Album Review: No Doubt – ‘Push & Shove’

Posted: 02/10/2012 in Uncategorized

As published on on October 1st 2012

It’s hard to believe it’s has been 11 years since No Doubt released Rock Steady. The extensive touring in support of the album and the associated lifestyle eventually took its toll and the band decided to take a well earned break in 2004 to focus on family life, solo music projects, and alternative career paths. Or, in the case of front-woman Gwen Stefani, multitasking and doing all of the above and more. Various offspring, fashion lines, and better-best-forgotten solo albums later No Doubt are back with their sixth studio album Push & Shove (yes, sixth – they had two before Tragic Kingdom broke out of Anaheim and conquered the world in 1995, dontcha know). All notions of being out-of-touch were dispelled early on in the process – they’ve astutely let their global fanbase in on the record’s gestation period, embracing the social media revolution which was non-existent from their formative years right through to their incredible diamond sales status era. Continuous Instagram snaps from the recording studio and YouTube video diaries are all well and good, but it’s the big advance track that matters – lead single ‘Settle Down’ was debuted in mid-July, it was underwhelming to say the least, and hardly instilled great faith for what lay in wait with Push & Shove

On first listen, it’s disappointing, and non-fans may well dismiss it as just that and move on. But repeat listens reveal that yes, there are some good quality new songs on offer here – and behind it all there are four friends still bound by a mutual love of ska and all things So-Cal, making music that is true to their roots and having a blast in doing so. In terms of back-catalogue comparisons, Push & Shove is largely rooted in the Rock Steady era, but there are definite elements of the past at play alongside current trends approached with caution. This ethos is embraced full-on with the album’s title track – in the new corner there’s Diplo at the production helm, guest vocals from Busy Signal and Major Lazer, and a massive dubstep-infused chorus; in the old corner there’s Gwen Stefani in full flow walking that fine line between singing and rapping, the bass-lines of Tony Kanal driving the melody, and the irresistible presence of long-time collaborators Stephen Bradley and Gabriel McNair brandishing the brass. It’s the song which will come to define the album, but there are other treats to be found within – pacey pop-rock anthem ‘Looking Hot’ will have no mercy with club dance-floors firmly set in its sights, the synth-pop sounds of ‘One More Summer’ make it an 80s throwback delight but with a modern twist, the mid-song breakdown of ‘Heaven’ provides an instantaneous mood-lift, and ‘Gravity’ picks up right where ‘Underneath It All’ left off in terms of the spot-on pop song for the lovers, without the cheese.

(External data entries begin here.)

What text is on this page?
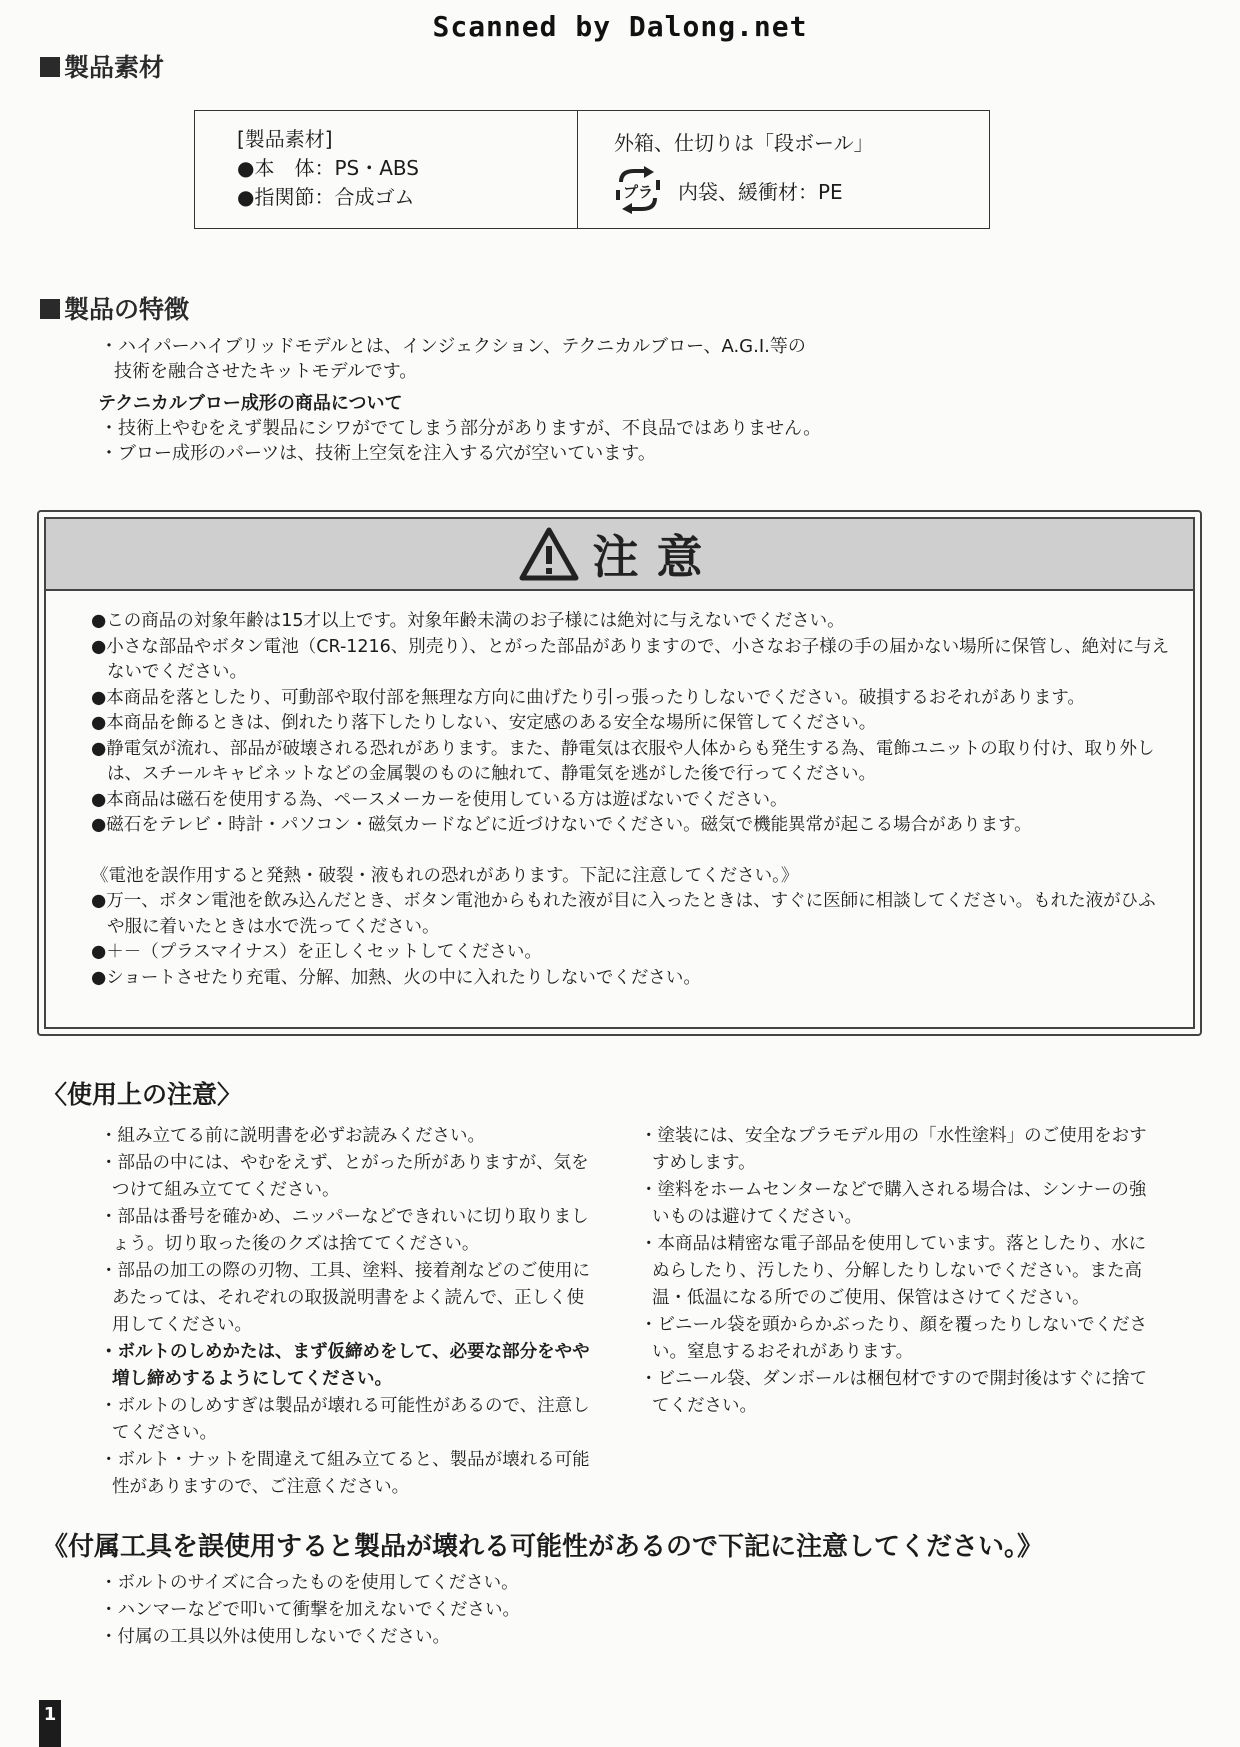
Scanned by Dalong.net
製品素材
[製品素材]
●本　体：PS・ABS
●指関節：合成ゴム
外箱、仕切りは「段ボール」
プラ 内袋、緩衝材：PE
製品の特徴
・ハイパーハイブリッドモデルとは、インジェクション、テクニカルブロー、A.G.I.等の
技術を融合させたキットモデルです。
テクニカルブロー成形の商品について
・技術上やむをえず製品にシワがでてしまう部分がありますが、不良品ではありません。
・ブロー成形のパーツは、技術上空気を注入する穴が空いています。
注意
●この商品の対象年齢は15才以上です。対象年齢未満のお子様には絶対に与えないでください。
●小さな部品やボタン電池（CR-1216、別売り）、とがった部品がありますので、小さなお子様の手の届かない場所に保管し、絶対に与えないでください。
●本商品を落としたり、可動部や取付部を無理な方向に曲げたり引っ張ったりしないでください。破損するおそれがあります。
●本商品を飾るときは、倒れたり落下したりしない、安定感のある安全な場所に保管してください。
●静電気が流れ、部品が破壊される恐れがあります。また、静電気は衣服や人体からも発生する為、電飾ユニットの取り付け、取り外しは、スチールキャビネットなどの金属製のものに触れて、静電気を逃がした後で行ってください。
●本商品は磁石を使用する為、ペースメーカーを使用している方は遊ばないでください。
●磁石をテレビ・時計・パソコン・磁気カードなどに近づけないでください。磁気で機能異常が起こる場合があります。
《電池を誤作用すると発熱・破裂・液もれの恐れがあります。下記に注意してください。》
●万一、ボタン電池を飲み込んだとき、ボタン電池からもれた液が目に入ったときは、すぐに医師に相談してください。もれた液がひふや服に着いたときは水で洗ってください。
●＋－（プラスマイナス）を正しくセットしてください。
●ショートさせたり充電、分解、加熱、火の中に入れたりしないでください。
〈使用上の注意〉
・組み立てる前に説明書を必ずお読みください。
・部品の中には、やむをえず、とがった所がありますが、気をつけて組み立ててください。
・部品は番号を確かめ、ニッパーなどできれいに切り取りましょう。切り取った後のクズは捨ててください。
・部品の加工の際の刃物、工具、塗料、接着剤などのご使用にあたっては、それぞれの取扱説明書をよく読んで、正しく使用してください。
・ボルトのしめかたは、まず仮締めをして、必要な部分をやや増し締めするようにしてください。
・ボルトのしめすぎは製品が壊れる可能性があるので、注意してください。
・ボルト・ナットを間違えて組み立てると、製品が壊れる可能性がありますので、ご注意ください。
・塗装には、安全なプラモデル用の「水性塗料」のご使用をおすすめします。
・塗料をホームセンターなどで購入される場合は、シンナーの強いものは避けてください。
・本商品は精密な電子部品を使用しています。落としたり、水にぬらしたり、汚したり、分解したりしないでください。また高温・低温になる所でのご使用、保管はさけてください。
・ビニール袋を頭からかぶったり、顔を覆ったりしないでください。窒息するおそれがあります。
・ビニール袋、ダンボールは梱包材ですので開封後はすぐに捨ててください。
《付属工具を誤使用すると製品が壊れる可能性があるので下記に注意してください。》
・ボルトのサイズに合ったものを使用してください。
・ハンマーなどで叩いて衝撃を加えないでください。
・付属の工具以外は使用しないでください。
1
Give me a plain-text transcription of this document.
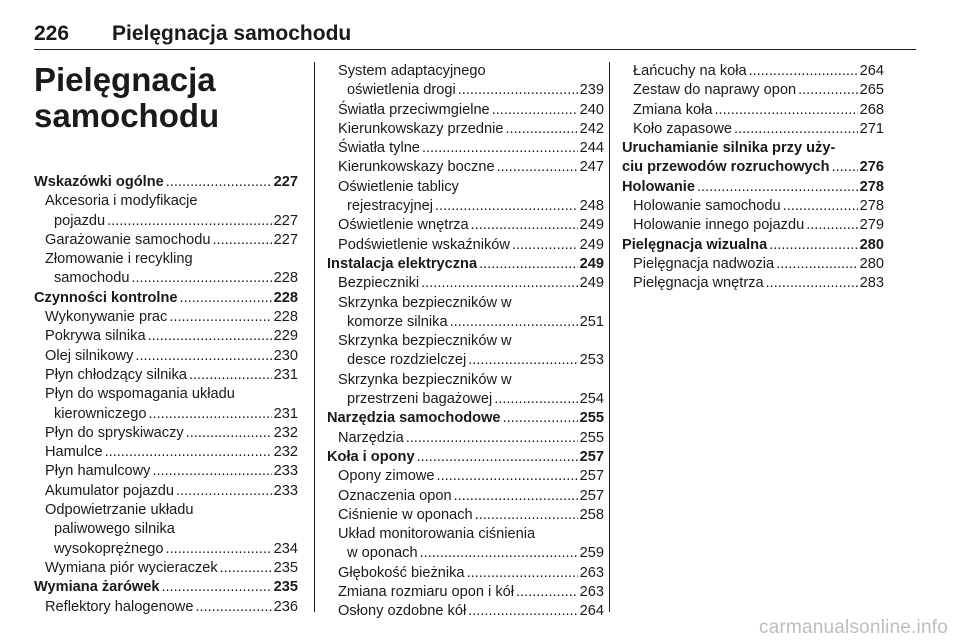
226 Pielęgnacja samochodu
Pielęgnacja
samochodu
Wskazówki ogólne .....	227
Akcesoria i modyfikacje
pojazdu .....	227
Garażowanie samochodu .....	227
Złomowanie i recykling
samochodu .....	228
Czynności kontrolne .....	228
Wykonywanie prac .....	228
Pokrywa silnika .....	229
Olej silnikowy .....	230
Płyn chłodzący silnika .....	231
Płyn do wspomagania układu
kierowniczego .....	231
Płyn do spryskiwaczy .....	232
Hamulce .....	232
Płyn hamulcowy .....	233
Akumulator pojazdu .....	233
Odpowietrzanie układu
paliwowego silnika
wysokoprężnego .....	234
Wymiana piór wycieraczek .....	235
Wymiana żarówek .....	235
Reflektory halogenowe .....	236
System adaptacyjnego
oświetlenia drogi .....	239
Światła przeciwmgielne .....	240
Kierunkowskazy przednie .....	242
Światła tylne .....	244
Kierunkowskazy boczne .....	247
Oświetlenie tablicy
rejestracyjnej .....	248
Oświetlenie wnętrza .....	249
Podświetlenie wskaźników .....	249
Instalacja elektryczna .....	249
Bezpieczniki .....	249
Skrzynka bezpieczników w
komorze silnika .....	251
Skrzynka bezpieczników w
desce rozdzielczej .....	253
Skrzynka bezpieczników w
przestrzeni bagażowej .....	254
Narzędzia samochodowe .....	255
Narzędzia .....	255
Koła i opony .....	257
Opony zimowe .....	257
Oznaczenia opon .....	257
Ciśnienie w oponach .....	258
Układ monitorowania ciśnienia
w oponach .....	259
Głębokość bieżnika .....	263
Zmiana rozmiaru opon i kół .....	263
Osłony ozdobne kół .....	264
Łańcuchy na koła .....	264
Zestaw do naprawy opon .....	265
Zmiana koła .....	268
Koło zapasowe .....	271
Uruchamianie silnika przy uży-
ciu przewodów rozruchowych ..... 276
Holowanie .....	278
Holowanie samochodu .....	278
Holowanie innego pojazdu .....	279
Pielęgnacja wizualna .....	280
Pielęgnacja nadwozia .....	280
Pielęgnacja wnętrza .....	283
carmanualsonline.info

However alongside the good there’s filler at play – Stefani’s solo adventures have undeniably crept into the mix, most notably on the sure-to-be-skipped-over ‘Easy’. Also, No Doubt as a unit just don’t pack the same lyrical punch that they used to – the volatile in-band relationship strains, public break-ups, and misgivings of significant others which inspired some of their finest work to date are long gone, and happily-married-with-curiously-monikered-kids quite simply does not as interesting a subject matter make, as ‘Undone’ and ‘Dreaming The Same Dream’ prove. But who are we to begrudge a group of forty-somethings their collective happiness? It may not be the dazzling comeback we dared to dream of – but there’s enough there to prove that No Doubt still matter, and it’s hella good to have them back.